Well, I’m not a fan of global constructors, but the existence of rust-ctor
illustrates the danger of taking useful functionality from C/C++ and refusing to implement it. In a language as flexible as Rust, someone will implement it anyway, but without the benefit of the compiler knowing what’s going on, often resulting in brokenness.
FWIW, it should be possible to implement inventory
without using global constructors. rust-ctor
works by placing statics in a specially-named section to invoke OS-specific functionality that automatically treats them as pointers to initialization routines.

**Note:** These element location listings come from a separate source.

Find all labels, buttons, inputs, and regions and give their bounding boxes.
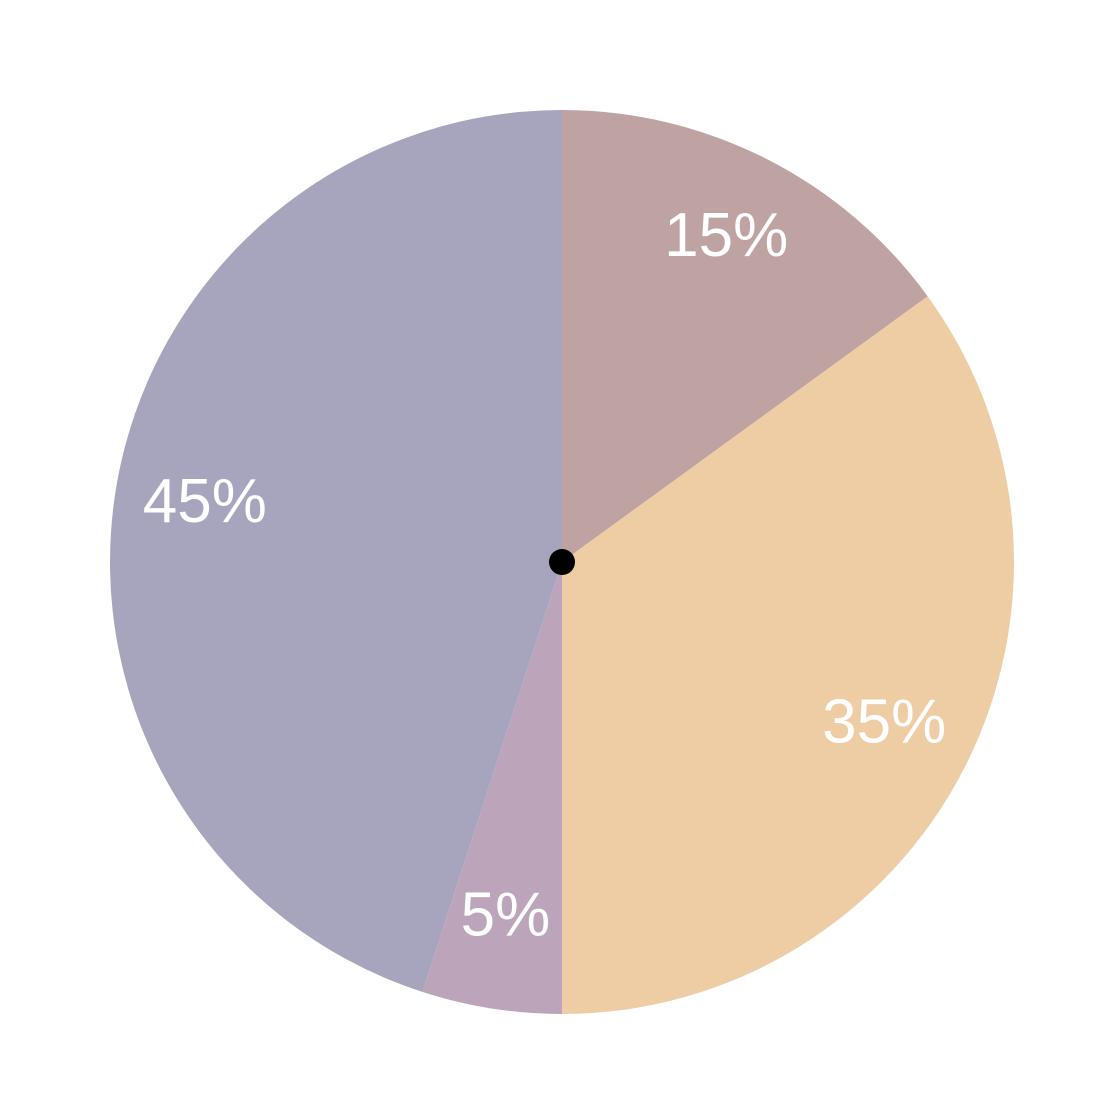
pie-slice [109,110,562,992]
pie-slice [562,296,1014,1015]
slice-label: 15% [664,201,788,270]
slice-label: 5% [461,881,551,950]
center-dot [549,549,575,575]
pie-slice [422,562,562,1014]
slice-label: 35% [822,688,946,757]
slice-label: 45% [143,467,267,536]
pie-slice [562,110,928,562]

But you could also put statics in an arbitrarily-named section and use OS-specific functionality to get the beginning and end of that section at runtime:
- Playground link that works on Linux and anything else using a GNU linker, plus Darwin
- Should be possible on Windows too based on this Stack Overflow answer
That way you can have a function iterate over all the statics in the program that are declared in that section, with no need to run code before main
.
In theory, it should also be possible for rustc to implement a version of this “put me in a list” operation itself, based on the metadata embedded in rlibs and Rust dylibs, rather than having to rely on OS-specific constructs.
Edit: The above won’t work with dylibs, though, since you’ll only see the symbols defined within your own dylib. A metadata-based native Rust version wouldn’t have that limitation.